While losing a breast – or both – can be devastating, it’s not the only factor impacting on a woman’s femininity and sexuality.
Side effects of masectomy
“In terms of our research, what we’ve found is that it isn’t just the mastectomy that has an effect on women,” says Professor Ussher. “There are a number of changes that happen [after breast cancer treatment] in terms of the sexual body including vaginal dryness, hot flushes and a change in libido.” Vaginal moisturizers and lubricants can be helpful, as can hormone treatments and therapy. Communicating with your partner and taking things slowly is also very important.

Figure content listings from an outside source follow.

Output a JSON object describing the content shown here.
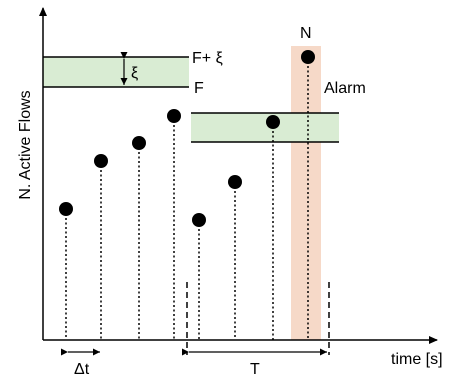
{
  "labels": {
    "y_axis": "N. Active Flows",
    "x_axis": "time [s]",
    "threshold_upper": "F+ ξ",
    "threshold": "F",
    "xi": "ξ",
    "alarm": "Alarm",
    "point_n": "N",
    "delta_t": "Δt",
    "period": "T"
  },
  "colors": {
    "band": "#d9ecd3",
    "alarm_highlight": "#f6d9c8",
    "axis": "#000000",
    "point": "#000000"
  },
  "samples": {
    "window_1": [
      3,
      5,
      5.5,
      6.4
    ],
    "window_2": [
      2.6,
      4.1,
      6.2,
      8.3
    ]
  }
}
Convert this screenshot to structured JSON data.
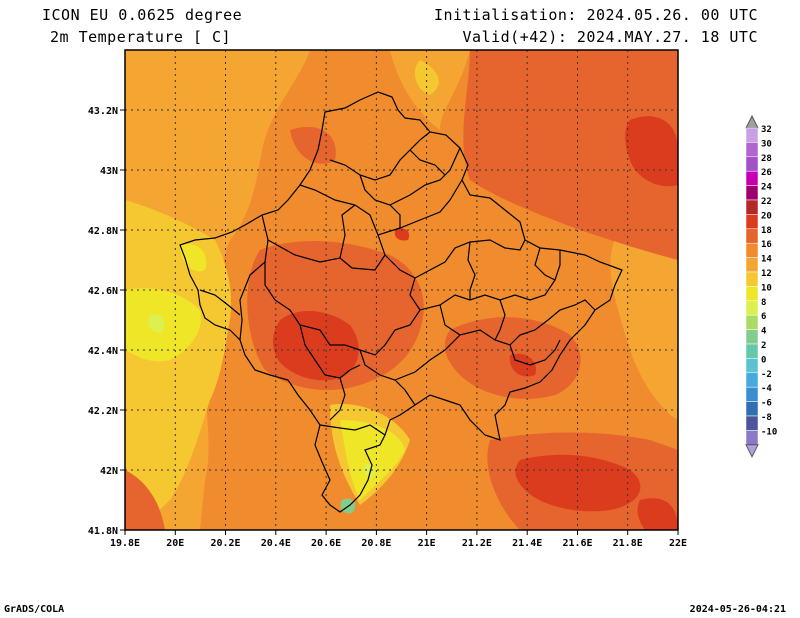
{
  "header": {
    "left_line1": "ICON EU 0.0625 degree",
    "left_line2": "2m Temperature [ C]",
    "right_line1": "Initialisation: 2024.05.26. 00 UTC",
    "right_line2": "Valid(+42): 2024.MAY.27. 18 UTC"
  },
  "axes": {
    "lon_ticks": [
      "19.8E",
      "20E",
      "20.2E",
      "20.4E",
      "20.6E",
      "20.8E",
      "21E",
      "21.2E",
      "21.4E",
      "21.6E",
      "21.8E",
      "22E"
    ],
    "lat_ticks": [
      "43.2N",
      "43N",
      "42.8N",
      "42.6N",
      "42.4N",
      "42.2N",
      "42N",
      "41.8N"
    ],
    "lon_range": [
      19.8,
      22.0
    ],
    "lat_range": [
      41.8,
      43.4
    ]
  },
  "legend": {
    "unit": "C",
    "labels": [
      "32",
      "30",
      "28",
      "26",
      "24",
      "22",
      "20",
      "18",
      "16",
      "14",
      "12",
      "10",
      "8",
      "6",
      "4",
      "2",
      "0",
      "-2",
      "-4",
      "-6",
      "-8",
      "-10"
    ],
    "colors": [
      "#c8a0e6",
      "#b464d2",
      "#a050c8",
      "#c800b4",
      "#a0006e",
      "#b42828",
      "#dc3c1e",
      "#e6642d",
      "#f08c2d",
      "#f5a532",
      "#f5c832",
      "#f0e628",
      "#dcf050",
      "#aadc64",
      "#82cd8c",
      "#64c8aa",
      "#5ac3d2",
      "#46aadc",
      "#3c8cd2",
      "#326eb4",
      "#4b559b",
      "#8c78c8"
    ]
  },
  "footer": {
    "left": "GrADS/COLA",
    "right": "2024-05-26-04:21"
  },
  "colors": {
    "c20": "#dc3c1e",
    "c18": "#e6642d",
    "c16": "#f08c2d",
    "c14": "#f5a532",
    "c12": "#f5c832",
    "c10": "#f0e628",
    "c8": "#dcf050",
    "c4": "#82cd8c"
  }
}
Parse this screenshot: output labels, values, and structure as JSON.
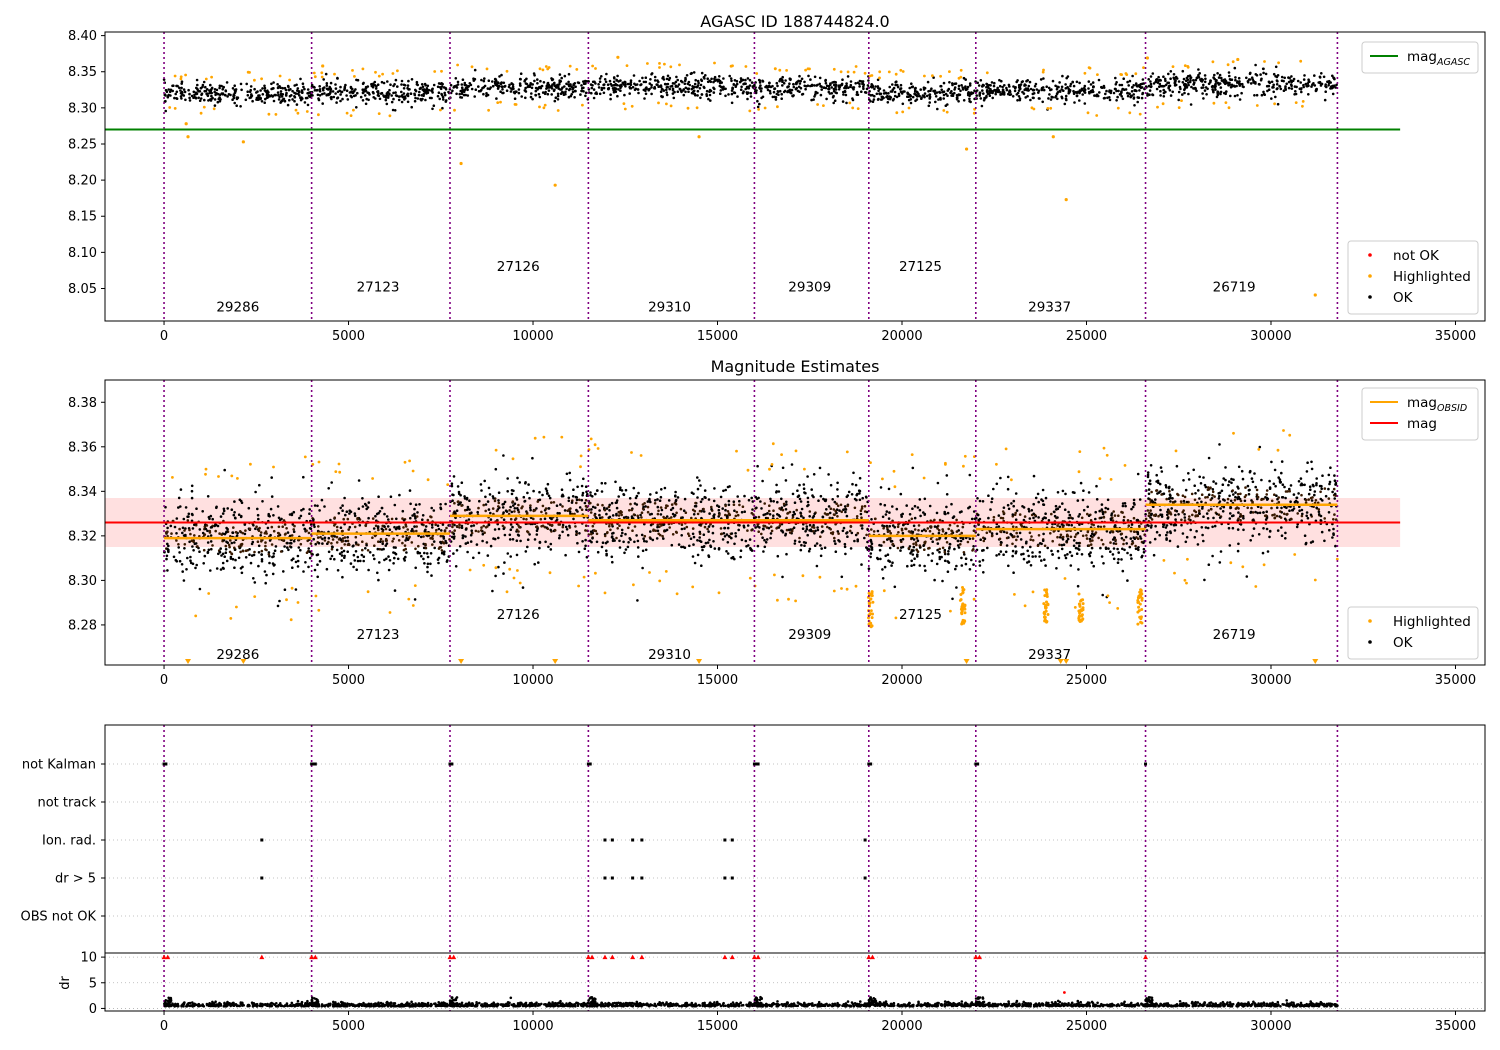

So how can women equip themselves to deal with the changes and make the most of life post-cancer? “Breast cancer nurses provide incredibly good counseling in terms of changes in the body and sexuality,” explains Professor Ussher. “Many hospitals also have psychologists who provide good support, and cancer support groups can also be very effective. Women need to grieve the loss of their breast and find new ways of feeling sexual; it’s about redefining yourself as a woman.”
The support of a partner is also vital, says Professor Ussher, because when a woman feels accepted she can be much more positive about the changes. It’s also important for her to feel she can grieve. “Women can be very sad and depressed about the changes, and partners need to accept that,” she explains.